Transparenz ist nicht verhandelbar. Beeindruckende 93 Prozent der deutschen Verbraucher behaupten ihr Recht, zu wissen, wenn sie mit einem Bot oder KI-System interagieren – ein Spiegelbild des globalen Werts von 94 Prozent. Diese Forderung nach Klarheit geht über bloße Offenlegung hinaus; sie spiegelt eine tiefere Erwartung wider, dass Unternehmen KI verantwortungsvoll einsetzen und Rechenschaftspflicht wahren.
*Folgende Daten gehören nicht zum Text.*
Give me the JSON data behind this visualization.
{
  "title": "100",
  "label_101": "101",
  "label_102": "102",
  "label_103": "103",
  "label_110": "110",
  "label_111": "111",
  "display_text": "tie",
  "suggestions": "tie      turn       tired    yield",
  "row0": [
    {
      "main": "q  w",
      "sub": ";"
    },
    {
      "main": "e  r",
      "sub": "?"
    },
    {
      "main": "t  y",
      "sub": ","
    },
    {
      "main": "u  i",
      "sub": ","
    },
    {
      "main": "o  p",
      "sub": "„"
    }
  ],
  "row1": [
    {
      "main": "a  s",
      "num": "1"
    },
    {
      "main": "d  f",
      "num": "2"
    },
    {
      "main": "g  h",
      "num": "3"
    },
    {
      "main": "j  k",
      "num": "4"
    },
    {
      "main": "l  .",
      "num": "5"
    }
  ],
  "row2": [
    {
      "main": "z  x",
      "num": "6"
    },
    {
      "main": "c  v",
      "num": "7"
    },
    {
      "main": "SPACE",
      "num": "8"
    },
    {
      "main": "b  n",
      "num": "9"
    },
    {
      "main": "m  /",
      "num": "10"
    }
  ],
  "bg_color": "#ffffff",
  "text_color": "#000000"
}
Effizienz und Empathie sind gleich gewichtete Prioritäten. 92 Prozent der deutschen Verbraucher schätzen effizienten Service genauso wie einfühlsamen Umgang, was verdeutlicht, dass Geschwindigkeit ohne Verständnis nicht ausreicht. Sie erwarten, dass Probleme effektiv gelöst werden, ohne Vertrauen, Verantwortlichkeit oder Servicequalität zu beeinträchtigen.

Für CX-Führungskräfte signalisieren die Daten eine praktische Arbeitsteilung am Horizont. 84 Prozent gehen davon aus, dass KI innerhalb von drei Jahren Teil jeder Kundeninteraktion sein wird, und 90 Prozent erwarten eine signifikante Automatisierung routinemäßiger CX-Aufgaben. Doch derselbe Anteil – 90 Prozent – glaubt, dass menschliche Mitarbeiter auch in drei Jahren noch unverzichtbar für die Kundenbetreuung sein werden. 77 Prozent sehen menschliche Interaktionen zunehmend für komplexe oder emotional sensible Themen vorbehalten.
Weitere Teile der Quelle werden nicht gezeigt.